Tous ses comportements me troublaient mais je culpabilisais tout de même car pour moi, si je me comportais mieux, il n’aurait pas besoin de se mettre en colère. La meilleure solution que j’avais trouvé c’était celle de m’effacer. Je me moulais à sa façon. Pas un mot plus haut que l’autre. Pas de conflit. Je m’éteignais petit à petit. Très simple lorsque l’on a comme amis que les siens et comme famille proche, la sienne. Dans un tel contexte, la faute venait forcément de la pièce rapportée.
Après neuf long mois de tension, nous arrivons à quelques jours de l’accouchement. Il continue dans sa lancée c’est à dire qu’il ne fait strictement rien. C’est une amie qui m’amène pour mes visites à l’hôpital et c’est moi qui range tous les cartons car nous venons de déménager.

Lorsque ma mère arrive pour l’accouchement, le visage de mon compagnon change totalement. Ses traits de visage se sont radoucis, il recommence à être aimant, serviable et surtout irréprochable. Je fais semblant de rien devant ma mère, je reste forte et j’essaye de me convaincre que cela n’était qu’un mauvais passage. Devenir père c’est une étape et il donnait son maximum au travail pour que tout soit parfait à la naissance. Je voulais absolument que ma mère garde de lui cette image d’homme parfait. Encore une fois, je faisais taire mes émotions et je laissais ce vampire me sucer toute mon énergie et ma joie de vivre.
Pour mon plus grand bonheur et après des heures de travail, ma fille vient enfin au monde. A l’entendre, comme à son habitude, on pourrait croire que c’est lui qui a souffert pendant des heures.

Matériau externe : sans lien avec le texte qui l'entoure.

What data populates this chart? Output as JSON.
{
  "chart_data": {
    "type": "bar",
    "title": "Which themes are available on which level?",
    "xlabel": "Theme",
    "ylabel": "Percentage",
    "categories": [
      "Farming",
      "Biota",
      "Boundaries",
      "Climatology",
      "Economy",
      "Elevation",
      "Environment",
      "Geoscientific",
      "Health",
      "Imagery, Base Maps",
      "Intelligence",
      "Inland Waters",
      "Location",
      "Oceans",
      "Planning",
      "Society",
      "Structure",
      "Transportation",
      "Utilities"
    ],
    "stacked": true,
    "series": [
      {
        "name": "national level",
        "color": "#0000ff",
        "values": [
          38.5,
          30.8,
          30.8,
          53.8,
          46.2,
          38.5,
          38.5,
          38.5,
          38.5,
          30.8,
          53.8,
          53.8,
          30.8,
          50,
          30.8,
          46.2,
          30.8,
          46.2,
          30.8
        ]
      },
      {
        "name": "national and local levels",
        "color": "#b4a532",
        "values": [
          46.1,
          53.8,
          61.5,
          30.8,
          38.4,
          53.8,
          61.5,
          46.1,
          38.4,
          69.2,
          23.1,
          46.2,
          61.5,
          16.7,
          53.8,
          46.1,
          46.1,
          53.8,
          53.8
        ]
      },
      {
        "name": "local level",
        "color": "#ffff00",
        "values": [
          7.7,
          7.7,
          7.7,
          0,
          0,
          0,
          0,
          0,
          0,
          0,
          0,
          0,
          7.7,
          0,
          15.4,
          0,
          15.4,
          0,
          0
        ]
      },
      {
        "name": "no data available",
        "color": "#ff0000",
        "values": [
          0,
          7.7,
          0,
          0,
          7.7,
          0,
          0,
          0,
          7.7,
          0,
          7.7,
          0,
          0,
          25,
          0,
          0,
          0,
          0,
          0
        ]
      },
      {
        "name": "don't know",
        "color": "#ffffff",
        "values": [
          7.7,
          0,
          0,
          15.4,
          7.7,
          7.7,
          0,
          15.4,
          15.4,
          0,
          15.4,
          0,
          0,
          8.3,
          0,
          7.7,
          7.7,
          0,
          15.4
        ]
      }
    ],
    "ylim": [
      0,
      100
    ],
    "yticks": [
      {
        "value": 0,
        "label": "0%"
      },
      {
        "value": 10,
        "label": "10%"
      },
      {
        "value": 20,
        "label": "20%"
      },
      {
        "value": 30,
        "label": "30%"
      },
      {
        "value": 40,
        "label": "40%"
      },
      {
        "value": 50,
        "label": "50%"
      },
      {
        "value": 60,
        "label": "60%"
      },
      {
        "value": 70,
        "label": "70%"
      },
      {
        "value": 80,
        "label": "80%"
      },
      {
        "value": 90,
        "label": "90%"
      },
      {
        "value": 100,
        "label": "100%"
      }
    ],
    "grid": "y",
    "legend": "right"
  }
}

Lui, lui et encore lui, c’était la seule chose qui comptait.

SA souffrance, SA peur, SON bonheur…
Ma vie change radicalement. J’entretiens une vraie relation fusionnelle avec ma fille. Je me réfugie dans mon rôle de mère, c’est ce que je savais faire de mieux même si parfois ma belle famille s’amusait tout comme lui à me rappeler le contraire.

Il serait peut être temps de prendre rendez vous chez un médecin
Ses chaussettes sont petites, tu ne le vois pas ?
Son rythme n’est pas bon à cause de ton travail
Change de lait, tu vois bien qu’il ne lui convient pas

Novice dans ce rôle de maman, j’étais en train de perdre totalement confiance en moi. Je ne distinguais plus le bon du mauvais. Je n’osais plus parler, exprimer mes émotions. Seule ma relation privilégiée avec ma fille grâce à l’allaitement me comblait de bonheur. Il en était jaloux, je le délaissais et parfois il s’énervait.
Un soir, en rentrant du travail, je l’ai regardé d’une manière qui ne lui convenait pas. Il me menaça de changer mon regard et moi je persistais à lui tenir tête. J’étais sûre qu’il ne ferait rien, sa fille était en train de téter.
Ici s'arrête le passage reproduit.